The industry of real estate has been around for centuries – people will always need to buy and sell homes, and the nature of the transactions are usually so complex that specialist strands of expertise are likely to always play a crucial role. As with many industries, real estate has been on the receiving end of benefits and flaws from the development of technology – and one of the longest-standing features in real estate brokerage, multiple listing services (MLS), is notably one of those potentially most affected.
What are multiple listing services?
A term stretching back to the early 20th century, multiple listing services, or the MLS, is the formal term for the gathering of real estate information via real estate brokers, who would willingly pool their own data on houses they were trying to sell in order to secure a buyer. With the aim being to have another broker in the MLS identify a buyer, there have long been mutual benefits in sharing this type of data.
Today, private and local multiple listing services use XML-based data feeds to maintain and update their information, while in North America there is a set standard for an MLS that is the Real Estate Transaction Standard. Private home sellers cannot upload details direct to an MLS; it is strictly for the use of real estate agents and, in the US, they must be paying members of the National Association of Realtors to access them.
Selling property outside the multiple listing services
With technological development, particularly on the internet, increasingly seeing people search for and investigate properties themselves on various websites, there has been a recent clampdown on attempts to avoid an MLS.
In the US, the National Association of Realtors has adopted a policy that real estate agents cannot list a property elsewhere if it is not on the MLS, as this practice has been criticized for limiting access to the range of potential buyers. This has been welcomed in areas such as Denver, which has a tight market for property and has seen property buyers long frustrated by private non-MLS listings.
Real estate agents are expected to maintain a high standard of professional behaviour in their industry, and buyers and sellers are advised to part company with any agent who is failing to meet their expectations. There are a number of warning signs relating to a potentially deteriorating relationship and best practice advice on ending the working partnership.
How important are the multiple listing services?
The widespread availability of housing websites and apps such as Homes.com, Trulia, Rightmove and Zillow means that available properties are open for viewing by the public – and members of the public can easily upload their own property details, including photos. So does that spell the end of the multiple listing services?
Leading figures in the industry don’t think so. As with much of the user-generated content across the internet, there is little reliability in the types of information uploaded to property sites. Because the MLS has an established standard that has been built and set for over a century, there is an inherent guarantee of accuracy and truth within property data uploaded to a multiple listing service.
The MLS also has features that are simply not available on property sites and apps. Aspects such as showing instructions, scheduling, any disclosures that may need to accompany a contract, and other practical working tools are not offered through publicly accessible platforms.
A degree of frustration has been expressed by agents in the US who must be signed up to the National Association of Realtors to gain MLS access, with some arguing that this stipulation potentially shuts many properties off from potential buyers. There is undoubtedly a large degree of control of this data by the National Association of Realtors, with larger questions revolving around whether this is right and fair.

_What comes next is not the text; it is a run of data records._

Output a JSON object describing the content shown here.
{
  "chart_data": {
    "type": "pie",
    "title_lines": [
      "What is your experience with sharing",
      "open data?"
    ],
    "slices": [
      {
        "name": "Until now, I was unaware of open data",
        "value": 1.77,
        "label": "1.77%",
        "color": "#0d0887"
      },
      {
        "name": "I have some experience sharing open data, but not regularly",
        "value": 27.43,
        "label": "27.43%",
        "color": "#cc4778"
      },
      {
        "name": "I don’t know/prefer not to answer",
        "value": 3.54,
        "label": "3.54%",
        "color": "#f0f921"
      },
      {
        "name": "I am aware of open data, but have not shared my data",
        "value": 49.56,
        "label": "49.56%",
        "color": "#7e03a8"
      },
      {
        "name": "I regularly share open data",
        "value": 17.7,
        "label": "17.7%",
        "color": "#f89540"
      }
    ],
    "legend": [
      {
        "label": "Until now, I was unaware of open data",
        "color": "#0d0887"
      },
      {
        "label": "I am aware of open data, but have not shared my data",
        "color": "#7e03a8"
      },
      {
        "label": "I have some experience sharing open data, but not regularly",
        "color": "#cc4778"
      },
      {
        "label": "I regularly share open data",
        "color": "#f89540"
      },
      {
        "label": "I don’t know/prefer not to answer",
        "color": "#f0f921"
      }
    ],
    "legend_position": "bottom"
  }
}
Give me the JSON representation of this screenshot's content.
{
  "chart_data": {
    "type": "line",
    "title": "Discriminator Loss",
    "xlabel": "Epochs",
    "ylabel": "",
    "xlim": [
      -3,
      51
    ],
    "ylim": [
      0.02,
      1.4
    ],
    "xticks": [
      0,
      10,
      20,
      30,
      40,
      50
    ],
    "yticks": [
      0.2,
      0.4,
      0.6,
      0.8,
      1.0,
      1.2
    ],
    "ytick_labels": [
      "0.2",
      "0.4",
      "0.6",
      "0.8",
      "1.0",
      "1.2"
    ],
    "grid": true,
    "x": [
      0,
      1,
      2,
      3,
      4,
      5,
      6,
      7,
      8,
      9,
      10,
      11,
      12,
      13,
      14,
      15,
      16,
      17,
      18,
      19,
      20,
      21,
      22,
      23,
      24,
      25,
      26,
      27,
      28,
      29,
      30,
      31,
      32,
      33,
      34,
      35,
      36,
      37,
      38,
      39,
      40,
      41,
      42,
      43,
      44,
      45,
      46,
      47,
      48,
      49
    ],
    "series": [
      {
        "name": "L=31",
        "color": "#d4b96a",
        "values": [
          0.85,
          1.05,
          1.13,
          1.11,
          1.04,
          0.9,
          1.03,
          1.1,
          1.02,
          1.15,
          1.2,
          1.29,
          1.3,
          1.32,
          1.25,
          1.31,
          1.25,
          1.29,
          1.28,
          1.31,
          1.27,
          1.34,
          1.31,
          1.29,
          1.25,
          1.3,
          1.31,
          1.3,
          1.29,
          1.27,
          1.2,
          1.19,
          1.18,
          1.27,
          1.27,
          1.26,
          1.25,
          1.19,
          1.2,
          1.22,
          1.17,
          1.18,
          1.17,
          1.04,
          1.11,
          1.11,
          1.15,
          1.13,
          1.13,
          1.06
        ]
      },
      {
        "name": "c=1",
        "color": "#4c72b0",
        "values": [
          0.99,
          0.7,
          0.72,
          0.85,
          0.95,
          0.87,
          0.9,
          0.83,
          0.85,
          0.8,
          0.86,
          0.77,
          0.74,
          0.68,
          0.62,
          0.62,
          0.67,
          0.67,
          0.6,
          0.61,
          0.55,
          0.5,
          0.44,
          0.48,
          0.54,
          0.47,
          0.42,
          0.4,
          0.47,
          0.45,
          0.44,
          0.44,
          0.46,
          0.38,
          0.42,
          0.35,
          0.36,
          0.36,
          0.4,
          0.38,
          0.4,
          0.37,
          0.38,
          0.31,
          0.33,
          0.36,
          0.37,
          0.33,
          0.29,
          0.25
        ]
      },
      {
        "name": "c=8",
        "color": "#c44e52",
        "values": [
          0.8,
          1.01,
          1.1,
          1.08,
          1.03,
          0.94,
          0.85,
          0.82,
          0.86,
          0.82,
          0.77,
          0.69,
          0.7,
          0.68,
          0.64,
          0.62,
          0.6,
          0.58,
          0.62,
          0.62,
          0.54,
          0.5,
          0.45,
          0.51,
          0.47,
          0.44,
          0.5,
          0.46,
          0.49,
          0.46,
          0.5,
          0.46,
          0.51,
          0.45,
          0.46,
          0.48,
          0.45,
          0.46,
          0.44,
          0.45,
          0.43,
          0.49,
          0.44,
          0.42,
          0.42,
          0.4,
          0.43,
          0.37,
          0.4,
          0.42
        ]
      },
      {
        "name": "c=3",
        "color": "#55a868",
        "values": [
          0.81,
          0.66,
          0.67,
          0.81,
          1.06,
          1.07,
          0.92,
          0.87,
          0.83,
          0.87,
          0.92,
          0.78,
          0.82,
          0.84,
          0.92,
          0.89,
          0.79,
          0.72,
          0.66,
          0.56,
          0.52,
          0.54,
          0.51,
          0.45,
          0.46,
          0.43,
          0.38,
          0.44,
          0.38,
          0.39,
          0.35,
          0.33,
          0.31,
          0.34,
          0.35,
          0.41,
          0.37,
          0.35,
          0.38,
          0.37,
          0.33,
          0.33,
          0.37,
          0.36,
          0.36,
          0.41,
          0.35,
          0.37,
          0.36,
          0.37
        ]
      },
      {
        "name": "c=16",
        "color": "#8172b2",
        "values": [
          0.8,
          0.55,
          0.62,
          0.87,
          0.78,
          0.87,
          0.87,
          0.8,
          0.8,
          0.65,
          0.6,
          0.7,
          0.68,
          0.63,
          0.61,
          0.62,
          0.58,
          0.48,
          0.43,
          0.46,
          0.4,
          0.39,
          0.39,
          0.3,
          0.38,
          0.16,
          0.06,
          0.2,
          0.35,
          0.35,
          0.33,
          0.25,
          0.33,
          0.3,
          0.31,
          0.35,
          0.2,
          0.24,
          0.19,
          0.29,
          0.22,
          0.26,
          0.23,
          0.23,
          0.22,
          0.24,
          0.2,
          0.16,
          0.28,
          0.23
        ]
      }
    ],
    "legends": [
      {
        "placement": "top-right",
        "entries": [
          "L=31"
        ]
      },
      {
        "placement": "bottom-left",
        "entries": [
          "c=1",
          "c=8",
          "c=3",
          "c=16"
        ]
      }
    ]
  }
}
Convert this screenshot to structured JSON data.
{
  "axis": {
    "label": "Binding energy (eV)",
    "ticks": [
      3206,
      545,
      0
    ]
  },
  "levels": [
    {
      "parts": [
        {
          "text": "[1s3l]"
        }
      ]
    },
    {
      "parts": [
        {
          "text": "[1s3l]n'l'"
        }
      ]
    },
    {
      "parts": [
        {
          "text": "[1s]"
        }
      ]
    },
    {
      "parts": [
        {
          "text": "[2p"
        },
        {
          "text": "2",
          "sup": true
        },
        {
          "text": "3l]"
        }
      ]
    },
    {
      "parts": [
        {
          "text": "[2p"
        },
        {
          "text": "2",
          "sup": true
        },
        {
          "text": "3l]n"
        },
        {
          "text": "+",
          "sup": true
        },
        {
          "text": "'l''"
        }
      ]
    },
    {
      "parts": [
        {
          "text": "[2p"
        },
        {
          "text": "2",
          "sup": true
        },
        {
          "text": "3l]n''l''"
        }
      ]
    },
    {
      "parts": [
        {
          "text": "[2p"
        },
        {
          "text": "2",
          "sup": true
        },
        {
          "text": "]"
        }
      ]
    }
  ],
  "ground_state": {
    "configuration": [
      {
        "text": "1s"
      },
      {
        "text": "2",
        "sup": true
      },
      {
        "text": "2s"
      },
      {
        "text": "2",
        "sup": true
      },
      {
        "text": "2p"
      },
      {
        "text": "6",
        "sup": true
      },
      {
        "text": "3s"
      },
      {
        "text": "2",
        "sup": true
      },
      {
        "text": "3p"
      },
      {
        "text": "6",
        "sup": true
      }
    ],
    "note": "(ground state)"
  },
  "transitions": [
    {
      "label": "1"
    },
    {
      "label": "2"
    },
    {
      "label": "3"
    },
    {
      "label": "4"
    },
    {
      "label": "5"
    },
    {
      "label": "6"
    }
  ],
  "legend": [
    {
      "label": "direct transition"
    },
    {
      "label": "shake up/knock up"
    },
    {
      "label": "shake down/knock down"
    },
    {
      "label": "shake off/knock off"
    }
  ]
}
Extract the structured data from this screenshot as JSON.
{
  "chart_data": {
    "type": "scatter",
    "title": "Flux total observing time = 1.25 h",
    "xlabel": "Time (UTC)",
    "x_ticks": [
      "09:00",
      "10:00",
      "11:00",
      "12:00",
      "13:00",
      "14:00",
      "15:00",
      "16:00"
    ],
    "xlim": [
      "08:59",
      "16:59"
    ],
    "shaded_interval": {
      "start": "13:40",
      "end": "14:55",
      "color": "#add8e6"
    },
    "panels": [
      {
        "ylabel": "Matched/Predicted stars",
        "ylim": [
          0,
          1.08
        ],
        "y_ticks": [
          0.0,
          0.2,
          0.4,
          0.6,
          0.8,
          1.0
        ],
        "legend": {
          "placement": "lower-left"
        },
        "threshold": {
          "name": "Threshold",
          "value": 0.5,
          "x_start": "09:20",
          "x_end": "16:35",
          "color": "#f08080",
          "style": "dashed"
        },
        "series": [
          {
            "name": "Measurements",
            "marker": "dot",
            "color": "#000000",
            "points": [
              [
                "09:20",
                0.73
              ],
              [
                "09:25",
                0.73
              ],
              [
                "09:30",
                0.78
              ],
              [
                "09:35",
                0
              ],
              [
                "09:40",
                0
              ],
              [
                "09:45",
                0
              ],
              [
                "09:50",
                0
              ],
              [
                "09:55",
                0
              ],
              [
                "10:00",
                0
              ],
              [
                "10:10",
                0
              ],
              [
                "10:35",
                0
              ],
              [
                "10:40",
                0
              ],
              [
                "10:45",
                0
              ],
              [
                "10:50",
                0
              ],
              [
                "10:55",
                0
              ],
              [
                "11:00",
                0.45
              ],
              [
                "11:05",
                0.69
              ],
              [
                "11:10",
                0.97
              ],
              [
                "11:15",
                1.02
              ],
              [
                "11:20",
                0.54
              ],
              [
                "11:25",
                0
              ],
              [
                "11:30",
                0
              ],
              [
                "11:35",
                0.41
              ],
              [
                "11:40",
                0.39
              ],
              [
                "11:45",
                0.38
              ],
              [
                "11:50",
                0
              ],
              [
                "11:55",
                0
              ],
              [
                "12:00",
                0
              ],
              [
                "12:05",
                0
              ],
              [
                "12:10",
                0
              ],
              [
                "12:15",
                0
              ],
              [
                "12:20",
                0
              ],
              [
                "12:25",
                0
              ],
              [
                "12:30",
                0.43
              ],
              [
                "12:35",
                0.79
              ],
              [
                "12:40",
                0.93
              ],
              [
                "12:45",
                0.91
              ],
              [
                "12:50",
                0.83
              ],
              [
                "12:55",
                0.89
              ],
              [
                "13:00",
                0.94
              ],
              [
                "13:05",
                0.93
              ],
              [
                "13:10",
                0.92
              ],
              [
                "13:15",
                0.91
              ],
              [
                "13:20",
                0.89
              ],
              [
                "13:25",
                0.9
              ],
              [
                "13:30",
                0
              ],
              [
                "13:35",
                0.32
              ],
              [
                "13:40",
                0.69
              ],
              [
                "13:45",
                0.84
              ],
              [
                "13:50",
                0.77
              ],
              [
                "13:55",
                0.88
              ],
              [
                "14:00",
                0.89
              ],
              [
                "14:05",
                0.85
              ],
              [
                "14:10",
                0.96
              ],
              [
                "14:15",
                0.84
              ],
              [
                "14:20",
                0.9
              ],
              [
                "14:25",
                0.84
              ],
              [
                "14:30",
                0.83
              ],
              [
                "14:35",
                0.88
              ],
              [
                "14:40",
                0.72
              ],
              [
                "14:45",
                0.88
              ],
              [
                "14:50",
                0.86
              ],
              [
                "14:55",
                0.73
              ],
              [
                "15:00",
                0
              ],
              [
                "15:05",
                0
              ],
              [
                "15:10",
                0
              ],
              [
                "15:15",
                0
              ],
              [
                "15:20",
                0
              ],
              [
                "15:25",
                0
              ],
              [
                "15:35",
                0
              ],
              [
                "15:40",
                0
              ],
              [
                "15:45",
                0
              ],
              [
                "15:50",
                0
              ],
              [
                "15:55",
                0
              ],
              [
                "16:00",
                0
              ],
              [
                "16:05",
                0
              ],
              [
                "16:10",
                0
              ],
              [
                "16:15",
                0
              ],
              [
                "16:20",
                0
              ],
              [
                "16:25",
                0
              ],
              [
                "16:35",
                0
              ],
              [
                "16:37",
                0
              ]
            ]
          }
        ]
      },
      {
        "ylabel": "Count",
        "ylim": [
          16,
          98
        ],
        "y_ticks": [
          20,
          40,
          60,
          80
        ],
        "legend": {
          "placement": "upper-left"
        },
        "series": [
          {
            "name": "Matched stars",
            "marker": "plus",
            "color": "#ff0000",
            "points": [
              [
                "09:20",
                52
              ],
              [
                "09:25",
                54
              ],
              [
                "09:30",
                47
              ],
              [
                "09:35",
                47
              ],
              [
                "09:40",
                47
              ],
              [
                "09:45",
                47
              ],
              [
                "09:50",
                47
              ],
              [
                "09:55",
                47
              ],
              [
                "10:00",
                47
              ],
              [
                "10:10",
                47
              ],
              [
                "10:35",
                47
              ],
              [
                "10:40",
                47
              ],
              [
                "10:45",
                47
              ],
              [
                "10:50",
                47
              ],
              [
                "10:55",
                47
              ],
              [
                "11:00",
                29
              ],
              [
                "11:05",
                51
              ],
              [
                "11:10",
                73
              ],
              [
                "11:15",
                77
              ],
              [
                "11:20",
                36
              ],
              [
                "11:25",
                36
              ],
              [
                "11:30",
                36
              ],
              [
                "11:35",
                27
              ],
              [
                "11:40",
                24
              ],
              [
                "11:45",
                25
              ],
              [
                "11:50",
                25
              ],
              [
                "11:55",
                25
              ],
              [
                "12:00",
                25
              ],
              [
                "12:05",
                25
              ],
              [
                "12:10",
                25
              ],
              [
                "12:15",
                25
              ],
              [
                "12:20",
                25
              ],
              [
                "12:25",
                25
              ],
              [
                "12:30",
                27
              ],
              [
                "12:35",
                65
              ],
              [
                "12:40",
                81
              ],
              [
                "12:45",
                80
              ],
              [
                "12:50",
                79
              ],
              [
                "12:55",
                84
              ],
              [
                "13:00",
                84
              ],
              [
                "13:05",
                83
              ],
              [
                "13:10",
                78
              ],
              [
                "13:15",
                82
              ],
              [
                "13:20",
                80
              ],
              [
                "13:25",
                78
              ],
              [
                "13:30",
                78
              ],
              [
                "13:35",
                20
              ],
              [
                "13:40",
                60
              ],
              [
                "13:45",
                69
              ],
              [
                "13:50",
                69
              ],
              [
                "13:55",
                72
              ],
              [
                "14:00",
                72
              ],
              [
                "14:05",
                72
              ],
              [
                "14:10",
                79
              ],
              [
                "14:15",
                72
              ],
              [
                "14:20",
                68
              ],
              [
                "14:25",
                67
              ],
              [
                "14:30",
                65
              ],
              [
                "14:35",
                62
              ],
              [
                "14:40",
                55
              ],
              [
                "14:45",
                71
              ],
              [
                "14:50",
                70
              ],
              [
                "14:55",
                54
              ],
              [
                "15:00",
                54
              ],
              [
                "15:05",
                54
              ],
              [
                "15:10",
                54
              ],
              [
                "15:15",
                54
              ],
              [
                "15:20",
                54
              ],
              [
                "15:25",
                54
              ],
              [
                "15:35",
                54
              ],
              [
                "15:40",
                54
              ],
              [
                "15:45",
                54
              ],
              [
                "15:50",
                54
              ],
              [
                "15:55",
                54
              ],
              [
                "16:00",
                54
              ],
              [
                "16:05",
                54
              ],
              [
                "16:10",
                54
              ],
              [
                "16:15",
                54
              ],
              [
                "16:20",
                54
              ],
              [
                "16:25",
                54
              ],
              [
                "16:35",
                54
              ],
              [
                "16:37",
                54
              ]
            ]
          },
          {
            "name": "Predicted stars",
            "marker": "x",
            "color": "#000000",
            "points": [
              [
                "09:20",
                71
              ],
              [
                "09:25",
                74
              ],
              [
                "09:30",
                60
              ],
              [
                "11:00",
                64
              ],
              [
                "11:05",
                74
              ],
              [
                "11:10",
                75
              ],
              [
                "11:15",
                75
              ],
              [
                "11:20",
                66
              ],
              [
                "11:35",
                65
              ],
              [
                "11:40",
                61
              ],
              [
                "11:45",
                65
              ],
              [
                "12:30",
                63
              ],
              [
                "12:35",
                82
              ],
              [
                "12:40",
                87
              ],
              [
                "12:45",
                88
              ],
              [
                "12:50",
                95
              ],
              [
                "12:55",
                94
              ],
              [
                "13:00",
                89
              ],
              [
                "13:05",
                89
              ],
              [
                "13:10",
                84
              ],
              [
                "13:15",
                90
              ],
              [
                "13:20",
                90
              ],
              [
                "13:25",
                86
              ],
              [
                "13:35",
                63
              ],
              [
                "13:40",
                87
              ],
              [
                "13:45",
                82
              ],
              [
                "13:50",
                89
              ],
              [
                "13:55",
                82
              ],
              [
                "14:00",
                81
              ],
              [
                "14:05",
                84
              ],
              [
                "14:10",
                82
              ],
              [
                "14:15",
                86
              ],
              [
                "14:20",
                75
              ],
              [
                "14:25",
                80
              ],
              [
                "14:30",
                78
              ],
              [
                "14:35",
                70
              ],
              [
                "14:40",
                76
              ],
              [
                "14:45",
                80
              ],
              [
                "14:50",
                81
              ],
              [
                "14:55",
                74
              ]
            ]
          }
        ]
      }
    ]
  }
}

There is a growing sense that buyer and seller independence is growing. Growing software development and sophisticated online algorithms are threatening to step on the toes of real estate agents, with companies such as REX using aggregated personal data regarding locations and interests to target potential buyers with available property information. This could potentially cut real estate agents and the multiple listing services out of the picture.
However, innovation within the MLS continues. The popularity of virtual assistants and voice-based software has led to the development of a voice activated service within MRED’s Chicago-based MLS, allowing real estate agents to access information on the go from Google Assistant and Amazon Alexa, such as market data and client messages.
The future of the MLS
While technology certainly poses various challenges to the model of the multiple listing services, there are also a number of opportunities for the MLS to develop and stay relevant in this age of increasingly self-serviced platforms for customers. Accuracy and reliability are likely to be the main selling points of the MLS for years to come.